Polresta Surakarta Selidiki Dugaan Pelecehan Seksual terhadap SPG di Sami Luwes Solo
Kasi Humas Polresta Surakarta AKP Lingga Ramadhani (JatengNOW/Dok)
SOLO, JATENGNOW.COM – Polresta Surakarta tengah menyelidiki kasus dugaan pelecehan seksual yang dialami seorang perempuan berinisial C yang bekerja sebagai Sales Promotion Girl (SPG) di pusat perbelanjaan Sami Luwes Solo.
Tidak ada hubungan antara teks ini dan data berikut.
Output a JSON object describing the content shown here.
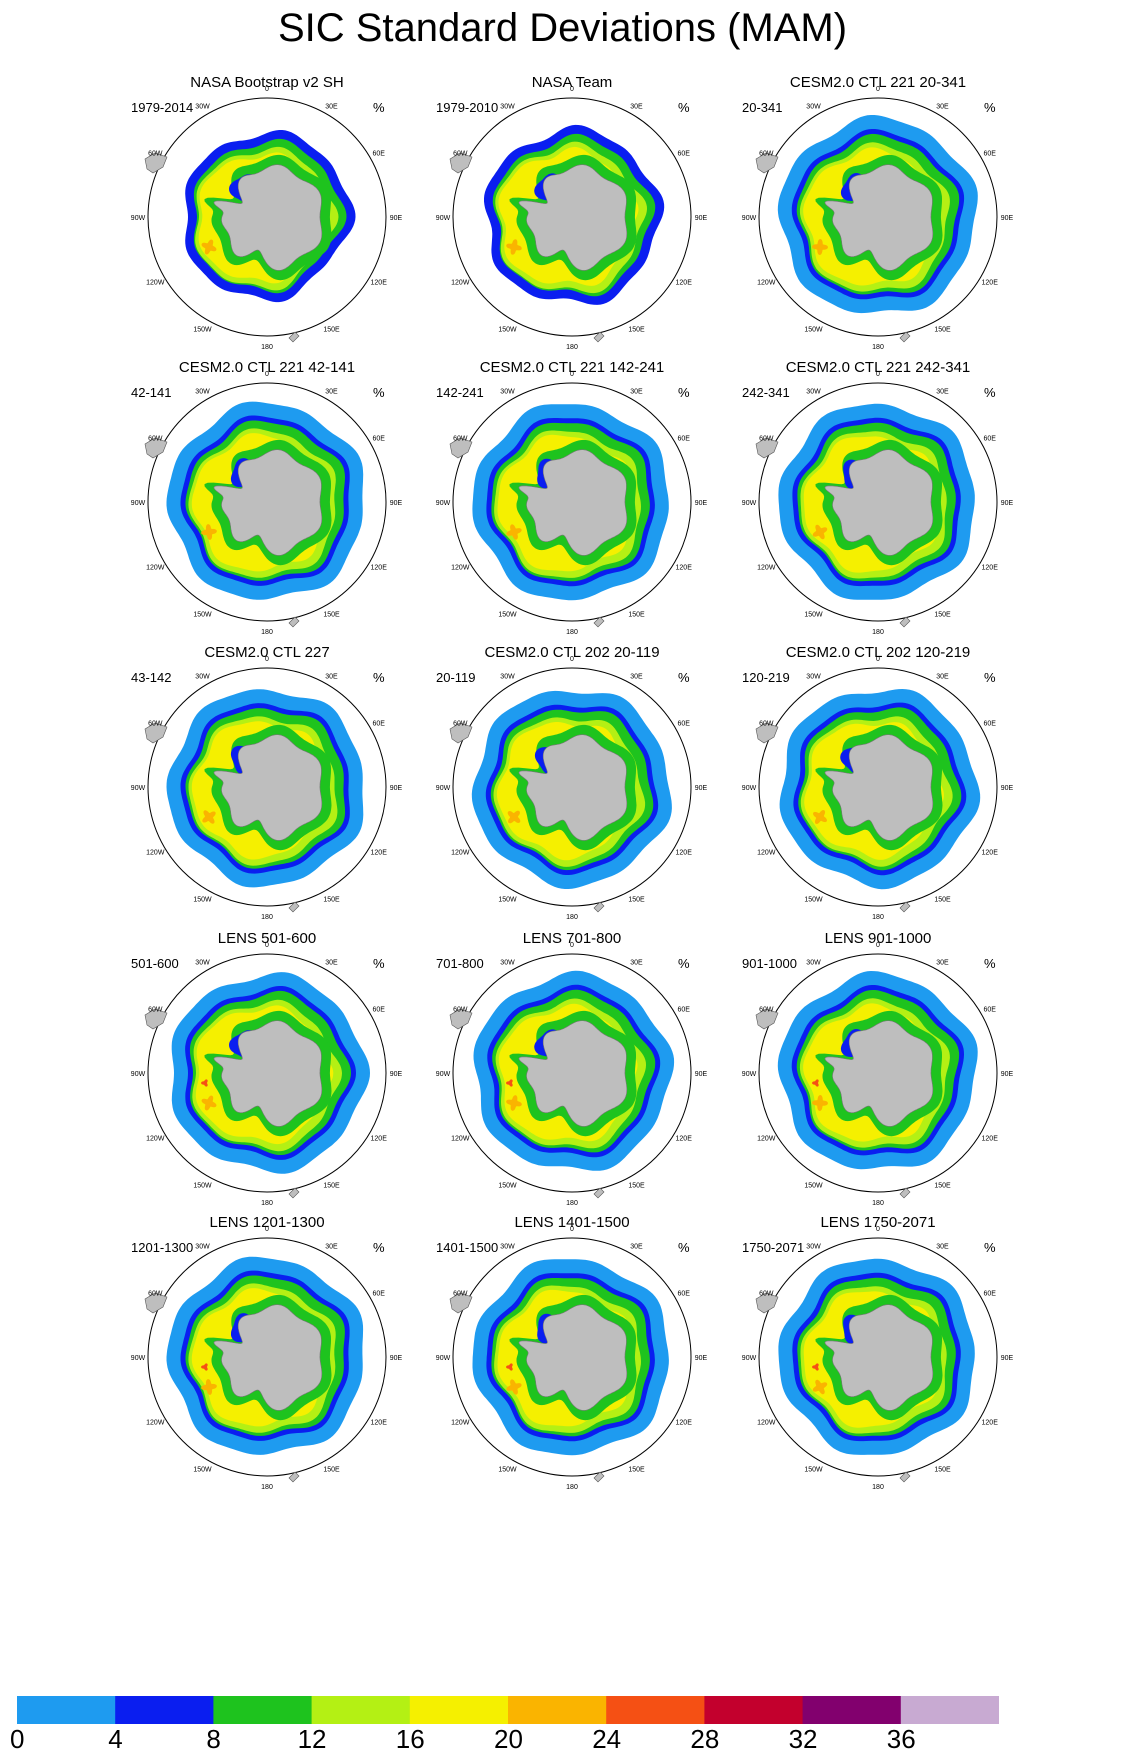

Peristiwa tersebut menjadi sorotan publik setelah videonya beredar luas di media sosial.
Kasi Humas Polresta Surakarta, AKP Lingga Ramadhani, membenarkan bahwa pihaknya telah menerima laporan terkait kasus tersebut. Penanganan kini dilakukan oleh Satuan Reserse Perlindungan Perempuan dan Anak (PPA) serta Pemberantasan Perdagangan Orang (PPO) Polresta Surakarta.
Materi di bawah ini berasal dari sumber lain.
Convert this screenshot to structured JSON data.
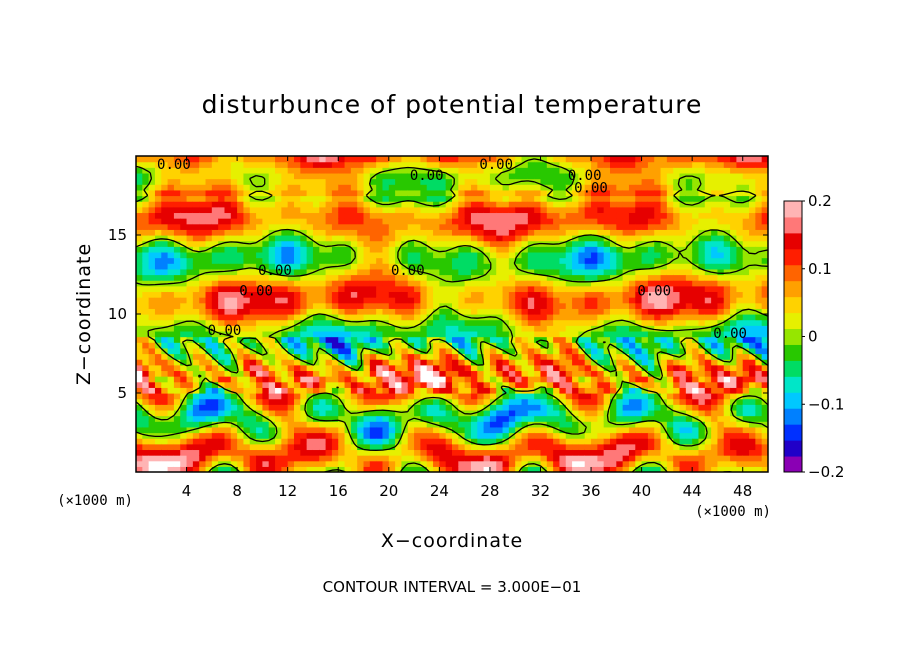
{
  "chart_data": {
    "type": "heatmap",
    "title": "disturbunce of potential temperature",
    "xlabel": "X−coordinate",
    "ylabel": "Z−coordinate",
    "x_unit": "(×1000 m)",
    "y_unit": "(×1000 m)",
    "xlim": [
      0,
      50
    ],
    "ylim": [
      0,
      20
    ],
    "x_ticks": [
      4,
      8,
      12,
      16,
      20,
      24,
      28,
      32,
      36,
      40,
      44,
      48
    ],
    "x_tick_labels": [
      "4",
      "8",
      "12",
      "16",
      "20",
      "24",
      "28",
      "32",
      "36",
      "40",
      "44",
      "48"
    ],
    "y_ticks": [
      5,
      10,
      15
    ],
    "y_tick_labels": [
      "5",
      "10",
      "15"
    ],
    "colorbar": {
      "range": [
        -0.2,
        0.2
      ],
      "ticks": [
        0.2,
        0.1,
        0,
        -0.1,
        -0.2
      ],
      "tick_labels": [
        "0.2",
        "0.1",
        "0",
        "−0.1",
        "−0.2"
      ],
      "colors": [
        "#8a00b4",
        "#2000c8",
        "#0030ff",
        "#0080ff",
        "#00c8ff",
        "#00e6c8",
        "#00dc64",
        "#28c800",
        "#96e600",
        "#e6f000",
        "#ffd200",
        "#ffa000",
        "#ff6400",
        "#ff1e00",
        "#e60000",
        "#ff7878",
        "#ffb4b4"
      ]
    },
    "contour_interval_text": "CONTOUR INTERVAL = 3.000E−01",
    "contour_labels": [
      {
        "text": "0.00",
        "x": 3.0,
        "z": 19.5
      },
      {
        "text": "0.00",
        "x": 28.5,
        "z": 19.5
      },
      {
        "text": "0.00",
        "x": 23.0,
        "z": 18.8
      },
      {
        "text": "0.00",
        "x": 35.5,
        "z": 18.8
      },
      {
        "text": "0.00",
        "x": 36.0,
        "z": 18.0
      },
      {
        "text": "0.00",
        "x": 11.0,
        "z": 12.8
      },
      {
        "text": "0.00",
        "x": 21.5,
        "z": 12.8
      },
      {
        "text": "0.00",
        "x": 41.0,
        "z": 11.5
      },
      {
        "text": "0.00",
        "x": 9.5,
        "z": 11.5
      },
      {
        "text": "0.00",
        "x": 7.0,
        "z": 9.0
      },
      {
        "text": "0.00",
        "x": 47.0,
        "z": 8.8
      }
    ],
    "grid": false,
    "legend": "right"
  }
}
“Satres PPA dan PPO Polresta Surakarta saat ini menangani dugaan pelecehan yang terjadi pada Sabtu, 13 Juni 2026 di pusat perbelanjaan Sami Luwes Solo,” ujar AKP Lingga, Kamis (18/6/2026).
Setelah menerima laporan, polisi langsung melakukan penyelidikan dengan mengumpulkan sejumlah alat bukti, termasuk rekaman CCTV di lokasi kejadian. Selain itu, sejumlah saksi di sekitar tempat kejadian juga telah dimintai keterangan.
Penyidik menyebut identitas pihak-pihak yang diduga terlibat dalam peristiwa tersebut telah mulai teridentifikasi berdasarkan hasil pemeriksaan awal.
“Tim sudah melakukan pemeriksaan CCTV dan saksi-saksi di lokasi kejadian. Identitas pihak terkait juga sudah diketahui,” jelasnya.
Dari hasil analisis sementara rekaman video, terduga pelaku diduga melakukan perekaman bagian tubuh korban menggunakan kamera telepon genggam tanpa sepengetahuan korban.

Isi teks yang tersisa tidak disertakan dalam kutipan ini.